Não por acaso, partidos como o PSDB e o MDB, do ponto de vista da disputa nacional, foram varridos no mapa. Os setores dominantes do capital não enxergam mais espaço para políticos estilo Mário Covas, Franco Montoro, Aécio Neves, Fernando Henrique e tantos outros que representavam seus interesses, ao passo que faziam concessões aos setores populares. Precisam de políticos como Bolsonaro, Milei e Trump e, na derrota, de golpes de Estado, para garantir seu programa de governo.
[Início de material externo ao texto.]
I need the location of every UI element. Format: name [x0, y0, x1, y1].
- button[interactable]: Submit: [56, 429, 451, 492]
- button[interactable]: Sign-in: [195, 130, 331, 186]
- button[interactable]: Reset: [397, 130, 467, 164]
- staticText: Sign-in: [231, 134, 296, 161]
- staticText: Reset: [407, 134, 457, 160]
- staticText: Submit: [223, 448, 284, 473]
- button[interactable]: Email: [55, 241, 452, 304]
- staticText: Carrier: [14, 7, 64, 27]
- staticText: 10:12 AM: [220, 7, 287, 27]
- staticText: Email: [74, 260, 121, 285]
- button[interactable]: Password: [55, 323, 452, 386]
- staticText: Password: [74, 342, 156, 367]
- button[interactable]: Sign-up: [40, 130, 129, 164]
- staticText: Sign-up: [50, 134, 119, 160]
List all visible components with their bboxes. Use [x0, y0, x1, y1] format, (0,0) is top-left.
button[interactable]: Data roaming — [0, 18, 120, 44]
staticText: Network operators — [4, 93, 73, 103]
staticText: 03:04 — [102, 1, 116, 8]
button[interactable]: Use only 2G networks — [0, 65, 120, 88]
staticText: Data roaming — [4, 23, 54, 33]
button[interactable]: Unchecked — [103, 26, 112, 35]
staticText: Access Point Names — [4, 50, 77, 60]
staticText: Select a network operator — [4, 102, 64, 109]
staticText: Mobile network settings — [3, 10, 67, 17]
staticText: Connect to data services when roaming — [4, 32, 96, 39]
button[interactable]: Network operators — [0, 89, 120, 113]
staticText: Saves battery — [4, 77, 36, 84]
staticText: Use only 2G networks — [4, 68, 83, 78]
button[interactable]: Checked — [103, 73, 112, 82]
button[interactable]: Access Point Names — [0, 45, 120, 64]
O irônico nisso tudo é que o discurso desse setor belicoso, que representa os interesses do capital financeiro, é aparentemente subversivo. Critica o Supremo Tribunal Federal e o Congresso Nacional. Contraditoriamente, está sendo colocada no colo das forças de esquerda a defesa dessas “instituições”, que ao longo dos anos sempre estiveram na linha de frente da defesa de um modelo econômico e político a serviço das classes dominantes.

O 8 de janeiro foi a junção de todos esses fatores. Com um elemento que se constitui o “ovo da serpente”. A anistia ampla, geral e irrestrita concedida após o fim da ditadura, que igualou vítimas e torturadores, eximindo os militares de qualquer punição pelo terrorismo de Estado praticado durante esse período. Nostálgicos dos porões sentiram-se à vontade para urdir um novo golpe.

Tratar os atos de 8 de janeiro como mera baderna, ainda que eivada de amadorismo, representa no mínimo uma grave miopia política diante do que ocorre no mundo. É preciso punir exemplarmente não só os que cometeram os ataques aos Três Poderes, mas principalmente, seus financiadores, políticos com mandato e militares que estiveram nos bastidores orquestrando o golpe. Repetir o mesmo erro cometido por ocasião da anistia só vai adiar o enfrentamento com esses setores golpistas para um momento em que as forças democráticas podem não estar preparadas.

É preciso entender que é importante o ato de defesa da democracia que acontece na tarde deste 8 de janeiro, em Brasília, reunindo representante dos Três Poderes, mas que é fundamental a mobilização ampla da sociedade, como condição básica para deter novas aventuras que atentem contra a democracia.

Somando-se a isso, o mais importante é a realização de mudanças no modelo econômico, visando a distribuição de renda e o empoderamento das forças que se contrapõem ao domínio que a oligarquia financeira submete o Estado brasileiro, impondo seus interesses e valores. Ao mesmo tempo em que se deve apostar na união das forças de esquerda e democráticas, estimulando a mobilização popular, visando as próximas disputas eleitorais. Tarefas nas quais o governo Lula, registre-se, vem atuando timidamente.